“With the recent widely-publicized breaches of Certificate Authorities, enterprises are in desperate need of a way to verify the authenticity of SSL certificates,” said Gene Savchuk, CTO at Fidelis. “While SSL pinning – white-listing a certificate authority public key in a browser for a specific domain or set of domains – is emerging as a potential solution, it will quickly prove inadequate for enterprises due to the dynamic nature of certificates and a need for a solution that scales. The Fidelis XPS SSL Decoder mimics this concept, but at the network edge rather than at client end-points, and offers more centralized management which is conducive to certificate changes and scale.”

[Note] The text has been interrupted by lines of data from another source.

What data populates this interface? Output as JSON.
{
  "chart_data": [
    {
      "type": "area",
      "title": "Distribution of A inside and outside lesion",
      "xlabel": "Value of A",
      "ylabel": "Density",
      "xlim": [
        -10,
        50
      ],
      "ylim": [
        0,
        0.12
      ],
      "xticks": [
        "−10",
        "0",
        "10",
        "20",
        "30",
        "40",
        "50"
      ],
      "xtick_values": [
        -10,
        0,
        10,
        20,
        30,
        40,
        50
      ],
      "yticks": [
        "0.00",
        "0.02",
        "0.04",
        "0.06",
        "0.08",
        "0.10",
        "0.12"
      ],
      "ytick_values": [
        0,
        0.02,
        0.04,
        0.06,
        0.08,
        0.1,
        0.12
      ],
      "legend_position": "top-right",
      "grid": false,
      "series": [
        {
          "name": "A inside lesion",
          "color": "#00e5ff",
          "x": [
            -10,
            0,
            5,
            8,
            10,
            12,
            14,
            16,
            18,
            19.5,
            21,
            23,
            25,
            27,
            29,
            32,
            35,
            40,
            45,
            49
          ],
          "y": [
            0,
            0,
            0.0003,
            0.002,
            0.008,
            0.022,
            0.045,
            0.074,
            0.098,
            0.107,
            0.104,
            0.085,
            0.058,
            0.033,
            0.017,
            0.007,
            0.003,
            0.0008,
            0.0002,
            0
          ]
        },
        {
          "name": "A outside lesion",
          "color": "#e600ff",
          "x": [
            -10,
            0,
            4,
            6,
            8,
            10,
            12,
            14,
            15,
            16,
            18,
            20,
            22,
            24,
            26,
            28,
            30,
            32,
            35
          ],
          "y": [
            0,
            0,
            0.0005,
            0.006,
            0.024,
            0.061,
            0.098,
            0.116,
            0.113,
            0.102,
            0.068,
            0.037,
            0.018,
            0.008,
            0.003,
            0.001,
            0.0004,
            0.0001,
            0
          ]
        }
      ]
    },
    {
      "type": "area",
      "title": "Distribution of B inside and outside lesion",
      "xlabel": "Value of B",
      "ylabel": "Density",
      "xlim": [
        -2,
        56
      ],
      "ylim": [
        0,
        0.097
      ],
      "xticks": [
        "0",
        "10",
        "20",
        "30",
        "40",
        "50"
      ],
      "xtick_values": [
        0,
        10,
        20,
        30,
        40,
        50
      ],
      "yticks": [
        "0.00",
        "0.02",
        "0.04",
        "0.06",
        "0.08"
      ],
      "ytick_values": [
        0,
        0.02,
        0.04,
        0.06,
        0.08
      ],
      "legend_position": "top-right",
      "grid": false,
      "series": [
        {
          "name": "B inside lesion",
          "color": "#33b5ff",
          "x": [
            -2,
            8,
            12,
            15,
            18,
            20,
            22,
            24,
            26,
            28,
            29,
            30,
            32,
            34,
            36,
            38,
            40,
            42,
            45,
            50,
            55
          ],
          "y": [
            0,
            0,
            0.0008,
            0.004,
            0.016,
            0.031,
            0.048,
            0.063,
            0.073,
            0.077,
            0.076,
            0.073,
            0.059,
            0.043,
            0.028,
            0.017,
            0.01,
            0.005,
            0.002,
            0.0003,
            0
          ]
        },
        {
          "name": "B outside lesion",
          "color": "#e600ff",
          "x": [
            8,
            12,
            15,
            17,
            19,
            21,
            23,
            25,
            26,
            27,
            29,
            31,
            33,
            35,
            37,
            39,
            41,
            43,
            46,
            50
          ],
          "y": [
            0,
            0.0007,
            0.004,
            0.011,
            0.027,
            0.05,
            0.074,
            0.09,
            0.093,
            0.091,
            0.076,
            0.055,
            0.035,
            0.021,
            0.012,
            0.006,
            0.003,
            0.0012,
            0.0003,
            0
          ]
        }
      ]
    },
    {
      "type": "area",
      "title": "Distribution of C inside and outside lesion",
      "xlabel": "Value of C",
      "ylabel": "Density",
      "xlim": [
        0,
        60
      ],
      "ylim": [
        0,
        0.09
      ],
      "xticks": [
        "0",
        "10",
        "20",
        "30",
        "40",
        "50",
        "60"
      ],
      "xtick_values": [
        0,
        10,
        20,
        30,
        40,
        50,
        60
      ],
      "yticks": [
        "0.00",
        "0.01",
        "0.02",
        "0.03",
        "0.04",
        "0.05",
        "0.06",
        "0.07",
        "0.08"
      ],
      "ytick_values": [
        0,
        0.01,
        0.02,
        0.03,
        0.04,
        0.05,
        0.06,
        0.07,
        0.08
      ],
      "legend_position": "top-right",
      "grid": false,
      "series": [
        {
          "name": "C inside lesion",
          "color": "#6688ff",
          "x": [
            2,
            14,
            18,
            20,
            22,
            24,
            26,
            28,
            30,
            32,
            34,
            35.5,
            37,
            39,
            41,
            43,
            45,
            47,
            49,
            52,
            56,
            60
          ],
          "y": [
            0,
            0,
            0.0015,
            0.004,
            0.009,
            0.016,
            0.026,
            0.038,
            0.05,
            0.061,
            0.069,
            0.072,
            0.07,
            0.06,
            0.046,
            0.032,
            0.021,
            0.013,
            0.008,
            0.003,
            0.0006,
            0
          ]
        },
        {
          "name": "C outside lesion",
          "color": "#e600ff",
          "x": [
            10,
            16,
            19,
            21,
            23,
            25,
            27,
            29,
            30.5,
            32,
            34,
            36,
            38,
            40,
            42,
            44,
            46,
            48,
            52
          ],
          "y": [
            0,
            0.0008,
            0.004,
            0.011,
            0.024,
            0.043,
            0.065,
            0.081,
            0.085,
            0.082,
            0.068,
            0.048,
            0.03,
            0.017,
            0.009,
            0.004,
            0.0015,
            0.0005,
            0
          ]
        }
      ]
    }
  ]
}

Until now, the ability to alert IT security to fake certificates has been limited. By leveraging the sophisticated rules engine that is at the core of Fidelis XPS, Fidelis is adding the ability to put rules in place to evaluate certificates and to take action, such as preventing a session, if the certificates characteristics are suspect. The combination of these rules and implementing this action at the network edge provides a measure of ease of use that is a necessity for large enterprises that would otherwise have to rely on application vendors retroactively providing patches following publicized breaches at SSL Certificate Authorities and users applying these patches correctly and in a timely manner.
“SSL-encrypted traffic makes up an ever increasing share of the traffic seen on an enterprise network with the proliferation and cloud computing and social networking,” said Andrew Hay, Senior Security Analyst at 451 Research. “Though the security and confidentiality capabilities provided by SSL are widely known, SSL can also be used to conceal malicious activity such as botnet command-and-control or data exfiltration. If companies are not leveraging network monitoring tools capable of inspecting encrypted traffic, they're likely missing an important threat vector.”
Fidelis introduced the Fidelis SSL Inspector in late 2010 to remove the serious blind spots in content inspection and threat detection created by SSL-encrypted traffic. Customer uptake of the Fidelis SSL Inspector has been significant, and in response to increasing demand to inspect traffic at speeds above one gigabit, Fidelis is introducing Fidelis SSL Inspector 10G. The new system is in a smaller form factor (1U), offers interface flexibility from 1 gigabit copper or fiber to 10 gigabit fiber, is designed to inspect multiple inline segments and can distribute traffic to multiple devices in the enterprise security stack. Working with Fidelis XPS, Fidelis SSL Inspector 10G extends unparalleled visibility and control to the increasing volume of encrypted traffic that may be entering and/or leaving the network.
The Fidelis XPS SSL Decoder and Fidelis SSL Inspector 10G appliance will be available this quarter.